Evidence was heard of her lack of preparation for the birth of the child, but she was homeless. There was also evidence of her general lack of organisation. The issue of her mental health was also raised. She was displaying stress and anxiety.

Three issues were relevant to the Emergency Care Order: the historical concerns; the domestic violence and the risk that would pose to the child and the absence of practical preparation for the care of the child.

The historical concerns indicated a serious, but not immediate, risk.

The judge said he was satisfied of the evidence of domestic violence, and there was no evidence of steps being taken that ameliorate that. In these circumstances, and where the mother was homeless until very recently and with the lack of any evidence as to how she was preparing practically for the care of the child, there was reasonable cause to believe there was an immediate and serious risk to the welfare of the child. He was therefore granting the Emergency Care Order.
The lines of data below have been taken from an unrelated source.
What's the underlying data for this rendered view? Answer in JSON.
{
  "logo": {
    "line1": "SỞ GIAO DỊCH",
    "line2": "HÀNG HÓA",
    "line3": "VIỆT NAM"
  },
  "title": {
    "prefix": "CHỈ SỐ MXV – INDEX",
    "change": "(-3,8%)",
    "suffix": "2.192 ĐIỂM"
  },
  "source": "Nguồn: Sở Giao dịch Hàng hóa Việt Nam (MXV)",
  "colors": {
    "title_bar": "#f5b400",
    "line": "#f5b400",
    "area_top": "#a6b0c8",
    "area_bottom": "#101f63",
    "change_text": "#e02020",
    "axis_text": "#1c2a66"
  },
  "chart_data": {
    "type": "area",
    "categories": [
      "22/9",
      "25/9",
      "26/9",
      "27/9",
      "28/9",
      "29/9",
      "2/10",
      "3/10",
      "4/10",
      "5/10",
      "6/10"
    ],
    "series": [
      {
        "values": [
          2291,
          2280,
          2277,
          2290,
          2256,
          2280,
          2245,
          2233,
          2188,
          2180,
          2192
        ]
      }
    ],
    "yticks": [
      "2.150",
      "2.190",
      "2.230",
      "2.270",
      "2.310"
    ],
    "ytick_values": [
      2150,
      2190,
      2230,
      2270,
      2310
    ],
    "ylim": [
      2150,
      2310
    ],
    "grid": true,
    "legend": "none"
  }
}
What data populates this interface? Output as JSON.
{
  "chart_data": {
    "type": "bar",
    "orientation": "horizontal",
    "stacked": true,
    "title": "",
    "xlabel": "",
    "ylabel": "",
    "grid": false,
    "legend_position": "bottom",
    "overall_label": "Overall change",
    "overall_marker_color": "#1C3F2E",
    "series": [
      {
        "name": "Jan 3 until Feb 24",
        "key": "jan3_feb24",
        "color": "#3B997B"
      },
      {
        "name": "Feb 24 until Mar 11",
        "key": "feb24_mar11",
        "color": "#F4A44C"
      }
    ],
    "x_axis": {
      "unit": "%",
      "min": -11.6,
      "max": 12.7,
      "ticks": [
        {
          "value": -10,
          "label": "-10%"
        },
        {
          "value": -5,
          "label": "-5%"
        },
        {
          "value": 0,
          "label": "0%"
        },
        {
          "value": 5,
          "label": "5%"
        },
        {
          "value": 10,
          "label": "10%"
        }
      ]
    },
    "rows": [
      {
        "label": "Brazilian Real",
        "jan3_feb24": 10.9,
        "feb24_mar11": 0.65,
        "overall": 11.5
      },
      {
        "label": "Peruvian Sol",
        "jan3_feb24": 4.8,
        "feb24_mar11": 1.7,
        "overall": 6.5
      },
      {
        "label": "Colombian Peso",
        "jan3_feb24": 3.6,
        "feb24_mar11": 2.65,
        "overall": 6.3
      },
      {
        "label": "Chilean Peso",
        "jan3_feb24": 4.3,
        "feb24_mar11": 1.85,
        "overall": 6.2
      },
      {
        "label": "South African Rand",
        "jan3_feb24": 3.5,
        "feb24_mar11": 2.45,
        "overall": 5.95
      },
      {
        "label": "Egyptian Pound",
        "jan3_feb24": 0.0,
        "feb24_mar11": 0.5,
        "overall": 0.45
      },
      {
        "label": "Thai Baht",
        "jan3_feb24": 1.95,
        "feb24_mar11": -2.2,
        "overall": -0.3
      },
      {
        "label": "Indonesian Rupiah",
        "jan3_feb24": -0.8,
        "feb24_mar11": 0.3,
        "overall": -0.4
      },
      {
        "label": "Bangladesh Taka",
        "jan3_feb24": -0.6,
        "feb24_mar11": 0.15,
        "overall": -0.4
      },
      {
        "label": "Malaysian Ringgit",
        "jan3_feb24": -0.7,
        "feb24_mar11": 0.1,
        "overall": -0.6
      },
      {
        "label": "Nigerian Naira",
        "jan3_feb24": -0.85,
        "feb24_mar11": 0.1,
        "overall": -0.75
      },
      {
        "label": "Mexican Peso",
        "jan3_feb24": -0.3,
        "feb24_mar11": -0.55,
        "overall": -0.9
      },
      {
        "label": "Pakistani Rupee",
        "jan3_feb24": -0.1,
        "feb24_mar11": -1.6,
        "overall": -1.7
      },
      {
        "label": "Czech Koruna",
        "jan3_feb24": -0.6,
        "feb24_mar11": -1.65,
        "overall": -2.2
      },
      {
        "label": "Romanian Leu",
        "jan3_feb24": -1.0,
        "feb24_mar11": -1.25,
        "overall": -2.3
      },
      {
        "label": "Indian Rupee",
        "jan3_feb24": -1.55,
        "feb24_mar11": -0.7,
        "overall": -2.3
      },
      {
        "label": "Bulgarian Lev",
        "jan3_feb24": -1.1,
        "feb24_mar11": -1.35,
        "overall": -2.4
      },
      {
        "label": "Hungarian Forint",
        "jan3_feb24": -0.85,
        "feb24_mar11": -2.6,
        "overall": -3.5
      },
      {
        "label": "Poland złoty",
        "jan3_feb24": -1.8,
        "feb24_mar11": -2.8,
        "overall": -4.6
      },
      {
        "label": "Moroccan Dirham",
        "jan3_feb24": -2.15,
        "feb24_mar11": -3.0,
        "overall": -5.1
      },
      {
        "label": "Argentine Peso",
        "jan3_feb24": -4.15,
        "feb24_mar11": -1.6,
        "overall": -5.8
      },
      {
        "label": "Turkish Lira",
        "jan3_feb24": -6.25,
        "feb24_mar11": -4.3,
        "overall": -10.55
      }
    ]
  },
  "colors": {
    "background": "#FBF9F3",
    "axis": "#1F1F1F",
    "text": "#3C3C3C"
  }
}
The mother’s solicitor asked that the child’s paternal aunt receive an emergency assessment as a foster carer.

The judge said this was provided for under Article 6 of Statutory Instrument 261 of 1995, dealing with foster care and placement with relatives. “The CFA will commit to doing it as quickly as possible,” the CFA solicitor said.

“You have an obligation under Section 3 of the [Child Care] Act to uphold the principle of the benefit to the child of being brought up in his or her family. I think that can be read to include the extended family,” the judge said.

There was a brief adjournment during which the parties discussed access, particularly in the light of the mother’s breast-feeding, and they returned to court to say that access had been agreed.